I've had two main abusers and many other's who predated on me as a vulnerable depressed and demoralized autistic teen and some bully children and sexually abusive children, as a child, oh and male partner's of my mother who terrorized and assaulted myself and my mother.
I can't hope for "justice" on my main abusers, because I'm related to them. I sincerely wish they were happy and healthy, it would be the best all round.
I doubt that will.happen though, as they are definitely disorded personalities, and are in so much internal, disabling, distortion and desperately trying to avoid accountability and responsibility.
They will probably die, lonely and afraid, and that doesn't make me happy, it makes me sad.
Justice is about me.
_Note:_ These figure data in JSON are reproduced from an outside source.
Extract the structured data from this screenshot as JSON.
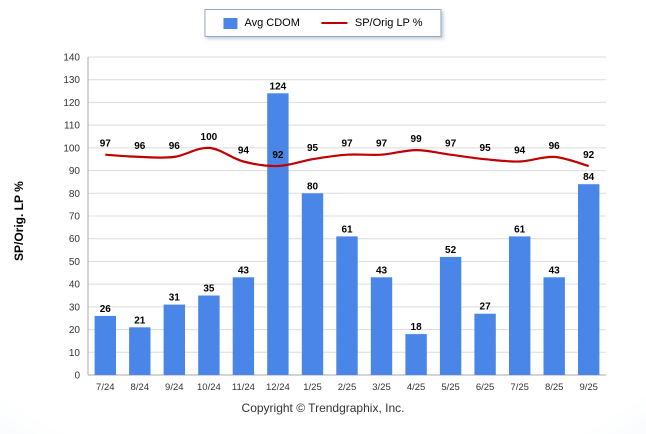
{
  "chart_data": {
    "type": "bar",
    "subtype": "bar-and-line-combo",
    "categories": [
      "7/24",
      "8/24",
      "9/24",
      "10/24",
      "11/24",
      "12/24",
      "1/25",
      "2/25",
      "3/25",
      "4/25",
      "5/25",
      "6/25",
      "7/25",
      "8/25",
      "9/25"
    ],
    "series": [
      {
        "name": "Avg CDOM",
        "type": "bar",
        "color": "#4a86e8",
        "values": [
          26,
          21,
          31,
          35,
          43,
          124,
          80,
          61,
          43,
          18,
          52,
          27,
          61,
          43,
          84
        ]
      },
      {
        "name": "SP/Orig LP %",
        "type": "line",
        "color": "#c00000",
        "values": [
          97,
          96,
          96,
          100,
          94,
          92,
          95,
          97,
          97,
          99,
          97,
          95,
          94,
          96,
          92
        ]
      }
    ],
    "title": "",
    "xlabel": "",
    "ylabel": "SP/Orig. LP %",
    "ylim": [
      0,
      140
    ],
    "ytick_step": 10,
    "yticks": [
      0,
      10,
      20,
      30,
      40,
      50,
      60,
      70,
      80,
      90,
      100,
      110,
      120,
      130,
      140
    ],
    "grid": true,
    "legend_position": "top-center",
    "data_labels": true
  },
  "footer": {
    "copyright": "Copyright © Trendgraphix, Inc."
  },
  "colors": {
    "bar": "#4a86e8",
    "line": "#c00000",
    "gridline": "#dcdcdc",
    "axis": "#aaaaaa",
    "tick_text": "#333333",
    "label_text": "#000000"
  }
}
About me triumphing over adversity and developing wisdom and "post traumatic growth", about me being able to help arm my children against further predation and abuse, because having a dad who is as narcissistic as theirs? Needs a strong, boundaried, resiliant, psychologically cluey and responsive, responsible mum.
Justice is about acting to prevent further harm, it's NOT about vengence or revenge, in my opinion.
Their father has been hideous to me and damaging to our children, but wanting him to hurt or getting the law to have him incarcerated? Only adds more hurt to his and my own offspring, which is the opposite of justice. If he does get hit by the law, I won't be sad, but, our children, are my concern, over and above his "just desserts".
All I need to do is give him enough rope, and he does a great job hanging himself, so to speak.
All of the other "abusers"? I don't bother giving them the time of day, in my mind, it's nothing to do with me.
I wouldn't even recognise them, most of them, they are like wild animals to me, I, unfortunately, got trapped in their cage, with them, and they savaged me.
Best learn not to be anywhere where wild animals frequent, and I know that, now I'm grown. I was, just, simply, too vulnerable to protect myself, as a young person, nor did I have any protectors.
Finally, now, I have someone who has my back (me) and other's who support and care for me.